Per fare spazio ai cantieri, gli alberi devono essere abbattuti, senza pietà. E comunque sempre coi fondi del PNRR si potranno poi rimpiazzare le piante tagliate con centinaia di alberelli il cui destino però spesso e volentieri è a mala pena sopravvivere qualche settimana all’inaugurazione da parte di sindaci e assessori, per poi essere lasciati a seccare o in balia del vandalismo.
In ogni caso, come fa notare l’agronomo Daniele Lanzi in una terribile intervista a Margherita Loy su “La Verità” dello scorso 23 agosto, piantare oggi un alberello di uno, due anni al posto di un colosso di cinquanta, darà un albero di pari volume fra cinquant’anni: “per compensare l’abbattimento di un albero di 80 anni occorrerebbero almeno 3.000 alberelli di circonferenza non inferiore ai 14 cm affinché svolgano una buona funzione fotosintetica”.
Una denuncia per tabulas, che non ammette repliche, ma che non ha ottenuto un solo “scusate” dai comuni sotto accusa.
C’è infine l’ultima delle “teorie del complotto” (quindi semplicemente qualcosa che sarà verità riconosciuta fra sei mesi) che tiene banco sui social, quella che la strage di alberi ha una funzione precisa nella religione green: mettere le città sempre più in balia di bolle di calore roventi, senza ombra (quest’estate abbiamo avuto la beffa degli alberelli in vaso spacciati dal comune di Bologna per “parasole”: excusatio non petita…). Un sistema per dare guazza alla narrativa del “riscaldamento globale” per il quale sono necessarie, non rinviabili e obbligatori per tutte sempre nuovi sacrifici, nuove rinunce, nuovi tagli al nostro stile di vita e alle nostre libertà: più ZTL, meno libertà di spostamento, meno diritto a riscaldarsi in inverno e all’aria condizionata d’estate…

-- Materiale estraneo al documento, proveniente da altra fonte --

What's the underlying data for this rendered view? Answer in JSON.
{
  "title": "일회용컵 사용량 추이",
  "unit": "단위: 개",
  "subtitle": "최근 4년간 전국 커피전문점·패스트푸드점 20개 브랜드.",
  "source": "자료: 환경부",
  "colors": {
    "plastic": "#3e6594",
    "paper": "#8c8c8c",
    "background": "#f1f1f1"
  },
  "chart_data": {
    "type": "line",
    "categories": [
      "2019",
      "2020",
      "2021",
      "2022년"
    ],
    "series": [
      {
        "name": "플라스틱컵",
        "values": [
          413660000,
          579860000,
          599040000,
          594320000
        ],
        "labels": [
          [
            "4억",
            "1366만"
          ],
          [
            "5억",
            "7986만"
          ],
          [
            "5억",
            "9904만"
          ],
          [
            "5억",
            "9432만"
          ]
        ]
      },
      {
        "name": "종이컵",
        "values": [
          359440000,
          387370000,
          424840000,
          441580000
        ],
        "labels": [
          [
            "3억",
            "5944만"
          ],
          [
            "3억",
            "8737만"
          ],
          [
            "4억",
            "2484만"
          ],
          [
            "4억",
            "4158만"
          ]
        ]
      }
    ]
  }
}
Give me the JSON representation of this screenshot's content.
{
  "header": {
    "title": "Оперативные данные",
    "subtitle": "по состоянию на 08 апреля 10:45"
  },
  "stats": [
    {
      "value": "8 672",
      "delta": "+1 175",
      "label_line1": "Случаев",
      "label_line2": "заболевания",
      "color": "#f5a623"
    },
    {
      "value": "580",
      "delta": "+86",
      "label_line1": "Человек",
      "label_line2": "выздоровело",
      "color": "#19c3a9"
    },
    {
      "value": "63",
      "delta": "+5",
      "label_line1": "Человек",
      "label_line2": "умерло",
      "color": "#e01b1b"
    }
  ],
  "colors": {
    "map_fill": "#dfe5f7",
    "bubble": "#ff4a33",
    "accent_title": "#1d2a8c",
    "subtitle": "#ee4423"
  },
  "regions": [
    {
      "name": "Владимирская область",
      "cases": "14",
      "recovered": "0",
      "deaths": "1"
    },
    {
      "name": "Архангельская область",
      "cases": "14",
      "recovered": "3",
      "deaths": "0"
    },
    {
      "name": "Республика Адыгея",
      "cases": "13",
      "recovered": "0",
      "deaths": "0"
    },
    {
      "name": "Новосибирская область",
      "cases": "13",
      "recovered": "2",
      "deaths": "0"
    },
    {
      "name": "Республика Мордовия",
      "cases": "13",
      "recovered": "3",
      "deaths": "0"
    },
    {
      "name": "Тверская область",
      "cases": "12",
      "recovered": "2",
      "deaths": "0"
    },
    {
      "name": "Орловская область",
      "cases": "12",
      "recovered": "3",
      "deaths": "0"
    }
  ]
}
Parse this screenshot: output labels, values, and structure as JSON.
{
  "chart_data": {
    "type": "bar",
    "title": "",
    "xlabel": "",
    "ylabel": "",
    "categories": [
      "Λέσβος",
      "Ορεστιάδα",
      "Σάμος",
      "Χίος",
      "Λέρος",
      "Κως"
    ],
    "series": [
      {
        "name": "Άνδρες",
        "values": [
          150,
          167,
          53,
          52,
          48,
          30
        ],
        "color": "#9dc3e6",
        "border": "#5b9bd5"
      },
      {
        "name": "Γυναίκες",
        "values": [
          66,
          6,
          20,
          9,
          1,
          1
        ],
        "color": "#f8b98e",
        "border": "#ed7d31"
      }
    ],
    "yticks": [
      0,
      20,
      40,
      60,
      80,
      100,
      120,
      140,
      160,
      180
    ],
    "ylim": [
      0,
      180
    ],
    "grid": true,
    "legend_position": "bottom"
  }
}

Tanti interessi, alcuni più reali, altri più ideologici, concorrono a condannare a morte centinaia di migliaia di alberi che avevano allietato le nostre piazze e strade, che davano ombra a palazzi, parchi e scuole, ospitavano uccelli e tenevano fresche strade e automobili parcheggiate. Ma non vi preoccupate: li ripianteranno. E fra 80-100 anni li avremo tali e quali a quelli che oggi hanno fatto tagliare. Basta aspettare, no?